Why might you want to adapt some of these practices?

  •  Rigor and reliability. New standards for data and code sharing in fields make it easier for researchers to reproduce and replicate reported work, thereby strengthening scientific rigor and reliability.
  • Ability to address new questions. Open science and R&R practices allows researchers to bring data and perspectives from multiple fields to bear on their work,opening up new areas of inquiry and expanding the opportunities for interdisciplinary collaboration.
  • Faster and more inclusive dissemination of knowledge. The increase in open publication accelerates the process of disseminating research and building on results. In addition, it allows for more inclusive participation in research and greater collaboration.
  • Broader participation in research. Large-scale projects in fields such as astronomy and ecology are utilizing open data and expanding opportunities for citizen scientists to contribute to scientific advances.
  • Effective use of resources. Reuse of data in fields such as clinical research is facilitating the aggregation of multiple studies for meta-analysis and allows for more effective testing of new hypotheses.
  • Improved performance of research tasks. New tools enable more accurate recording of research workstreams and automate various data curation tasks.
  • Open publication for public benefit.  In the case of publicly funded research, the ultimate sponsor is the taxpayer. The public benefits from open science as new knowledge is utilized more rapidly to improve health, protect environmental quality, and deliver new products and services.

Barriers

It is important to note that there are barriers to full reproducibility and replicability.  By acknowledging these barriers, we can better make informed decisions that move our work toward openness.

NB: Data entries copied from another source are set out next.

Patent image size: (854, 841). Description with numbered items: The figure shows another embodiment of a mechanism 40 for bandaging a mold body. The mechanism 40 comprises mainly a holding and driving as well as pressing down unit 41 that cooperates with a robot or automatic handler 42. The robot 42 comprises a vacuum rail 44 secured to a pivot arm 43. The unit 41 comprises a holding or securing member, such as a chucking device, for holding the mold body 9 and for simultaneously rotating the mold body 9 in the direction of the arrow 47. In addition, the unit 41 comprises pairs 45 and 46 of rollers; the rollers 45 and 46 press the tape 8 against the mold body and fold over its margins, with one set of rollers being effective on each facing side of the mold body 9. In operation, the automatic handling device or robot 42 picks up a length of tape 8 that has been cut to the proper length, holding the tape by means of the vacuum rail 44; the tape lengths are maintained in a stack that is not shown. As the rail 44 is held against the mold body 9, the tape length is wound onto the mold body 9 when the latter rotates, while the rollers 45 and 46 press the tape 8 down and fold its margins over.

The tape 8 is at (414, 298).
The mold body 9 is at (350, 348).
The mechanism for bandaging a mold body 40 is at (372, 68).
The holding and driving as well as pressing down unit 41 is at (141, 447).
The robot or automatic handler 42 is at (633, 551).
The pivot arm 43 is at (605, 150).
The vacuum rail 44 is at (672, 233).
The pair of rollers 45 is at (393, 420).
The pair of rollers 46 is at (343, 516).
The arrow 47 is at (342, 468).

  • Costs and infrastructure. There remain significant cost barriers to widespread implementation of open publication and open data. Some disciplines and institutions have helped to remove this barrier; however in other disciplines appropriate responses to open requirements are difficult to identify.
  • Structure of scholarly communications. Most publications are still only available on a subscription basis, and some potential pathways to open publication may disrupt the current scholarly communications ecosystem, including scientific society publishers, or may disadvantage early career researchers, researchers working in the developing world, or those in institutions with fewer resources.
  • Lack of supportive culture, incentives and training. Open practices such as preparing datasets and code for sharing and making preprints available are not generally rewarded and may even be discouraged by current incentive and reward systems. This may have the unintended consequence of causing a disadvantage to early career researchers.
  • Privacy, security, and proprietary barriers to sharing. Sharing data, code, and other research products is becoming more common, but barriers related to ensuring patient confidentiality and the protection of national security information exist in some domains. Proprietary research also presents barriers. Ultimately, some parts of the research enterprise may not be open.
  • Disciplinary differences. The nature of research and practices surrounding treatment of data and code differ by discipline and even within a discipline. The size of datasets and the nature of some data may prevent immediate, complete sharing. Safeguards to prevent misuse or misrepresentation of data will be needed.